Der reparierte  Kühlcontainer aus Oman wurde dann noch zu einem ganz großen Ärgernis, nach dem Abtransport erlebte der Empfänger eine mehr als unangenehme Überraschung, die Kontrollscheibe des Containers zeigte klar und deutlich, dass das Kühlaggregat in Muscat über Tage seine Tätigkeit eingestellt hatte. Bei tropischen Außentemperaturen war dann der süße Inhalt zu einem riesigen Klumpen aus Verpackungen und Schokolade zusammengeschmolzen. Nach der Reparatur versteinerte die Masse und widerstand allen Entladungsversuchen. Eine Rücknahme der süßen Fracht verweigerte ich mit Erfolg, weil die Ladung ja schon Schiff und Hafen verlassen hatte.

Die Heimreise traten wir mit rund 900 leeren Containern an, lediglich ein dutzend Boxen waren mit Quarzsand beladen. Die Fahrt in Richtung Mittelmeer wurde mit den üblichen Reparatur– und Malerarbeiten ausgefüllt. Neben meiner Wache hatte ich viel Zeit für meine kleine Reisebibliothek, die in Marseille nach jeder Reise eine kleine Auffrischung erfuhr. Diese nette Geste hatte ich B. Kolberg zu verdanken, der mich auf der „Tokio Express“ als Offiziersanwärter  begleitete. Genossen habe ich auch die gute Küche unserer pakistanischen Mitarbeiter, nicht nur das Fladenbrot schmeckte vorzüglich. Übrigens unter den vielen Moslems der Besatzung befand sich immer ein pakistanischer Christ oder Hindu, letzterer stand ganz unten in der Bordhierarchie und war, wen wundert es, für die Reinigung der Toiletten zuständig.

Mein Kollegen und ich hatten, während der Heimreise, immer wieder seltsame Telefonanrufe. So forderte mich unser Reiseleiter mehrmals auf, die Lüftung in dem Laderaum vor der Brücke auszustellen. Leider konnte ich der Aufforderung nicht nachkommen, weil eine solche Lüftung gar nicht existierte. Bei meinen Kollegen wurde es mit der Zeit noch ärger. Unser Kapitän sichtete in seiner Kammer Neger und weiße Elefanten, letztere ließen erst in der Schiffsbar von ihm ab. Cognac in größeren Mengen soll ja Ursache für solche Halluzinationen sein. Plötzlich konnte ich mich auch wieder an eine Ostasienreise unter seiner Regie erinnern.

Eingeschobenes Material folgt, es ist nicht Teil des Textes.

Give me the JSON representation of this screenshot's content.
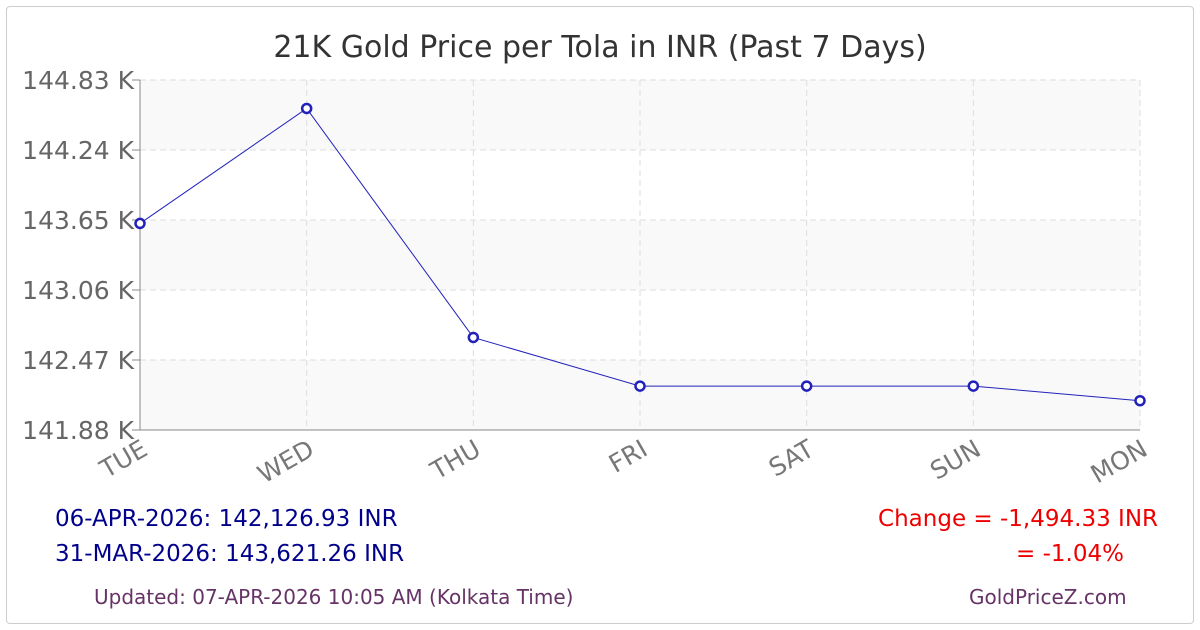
{
  "chart_data": {
    "type": "line",
    "title": "21K Gold Price per Tola in INR (Past 7 Days)",
    "categories": [
      "TUE",
      "WED",
      "THU",
      "FRI",
      "SAT",
      "SUN",
      "MON"
    ],
    "values": [
      143621.26,
      144590,
      142660,
      142250,
      142250,
      142250,
      142126.93
    ],
    "ylim": [
      141880,
      144830
    ],
    "ytick_labels": [
      "141.88 K",
      "142.47 K",
      "143.06 K",
      "143.65 K",
      "144.24 K",
      "144.83 K"
    ],
    "grid": true,
    "line_color": "#2222bb"
  },
  "footer": {
    "latest": "06-APR-2026: 142,126.93 INR",
    "previous": "31-MAR-2026: 143,621.26 INR",
    "change": "Change = -1,494.33 INR",
    "change_pct": "= -1.04%",
    "updated": "Updated: 07-APR-2026 10:05 AM (Kolkata Time)",
    "site": "GoldPriceZ.com"
  }
}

Seine Trinkfreudigkeit führte damals dazu, dass wir ihn tagelang nicht zu Gesicht bekamen, weil er seinen Salon nicht verließ.  Seine Sauftouren waren  aber unserem selbstständigen Denken und Handeln aber mehr als förderlich. Mussten wir doch  alle Formalitäten in den Häfen ohne sein Zutun  entscheiden und durchführen. So hat er wohl die letzten Jahre bis zu seiner Pensionierung als gern gesehener Fahrgast seine Zeit auf den Schiffen abgerissen.

Die schlimmen Schauergeschichten über dieses Fahrtgebiet haben sich übrigens nie bewahrheitet, nach fast fünf Monaten Fahrzeit kam dann für mich wieder  der Abschied.

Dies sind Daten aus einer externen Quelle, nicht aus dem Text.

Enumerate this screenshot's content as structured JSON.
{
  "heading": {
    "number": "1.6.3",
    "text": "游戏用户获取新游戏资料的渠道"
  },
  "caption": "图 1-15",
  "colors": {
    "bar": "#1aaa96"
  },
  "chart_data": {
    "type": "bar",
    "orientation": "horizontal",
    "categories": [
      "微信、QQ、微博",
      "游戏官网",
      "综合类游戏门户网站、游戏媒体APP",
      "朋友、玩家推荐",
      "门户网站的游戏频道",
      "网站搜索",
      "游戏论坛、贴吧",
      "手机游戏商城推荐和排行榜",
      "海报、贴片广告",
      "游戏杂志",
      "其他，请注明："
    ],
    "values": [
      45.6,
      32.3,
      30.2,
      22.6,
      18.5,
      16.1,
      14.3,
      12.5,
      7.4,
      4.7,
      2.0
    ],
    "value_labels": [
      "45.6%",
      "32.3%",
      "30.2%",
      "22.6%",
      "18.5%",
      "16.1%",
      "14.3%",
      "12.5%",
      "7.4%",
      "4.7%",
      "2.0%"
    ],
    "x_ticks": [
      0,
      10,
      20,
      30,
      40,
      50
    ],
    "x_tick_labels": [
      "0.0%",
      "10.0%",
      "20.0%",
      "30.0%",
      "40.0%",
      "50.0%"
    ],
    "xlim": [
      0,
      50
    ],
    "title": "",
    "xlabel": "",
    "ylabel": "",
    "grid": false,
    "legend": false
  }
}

Der Nachbar auf der Rückseite unseres Hauses in Norderney erinnert mich manchmal an diese Reisen zum „Perser Golf“, wenn er die Flagge der Hansa aufzieht, ich habe ihm dieses Andenken damals gerne überlassen.

PS.: Ein zweites Souvenir steht in meinem Bücherregal. Mir ist es nach wie vor ein Rätsel, warum auf dieser Mug (Kaffeebecher)  das Hansa  Kreuz blau ausgemalt ist. Die „Fulda Express“ wechselte noch zweimal den Namen und den Besitzer, 2008 wurde das schöne Schiff in Alang/Indien abgebrochen.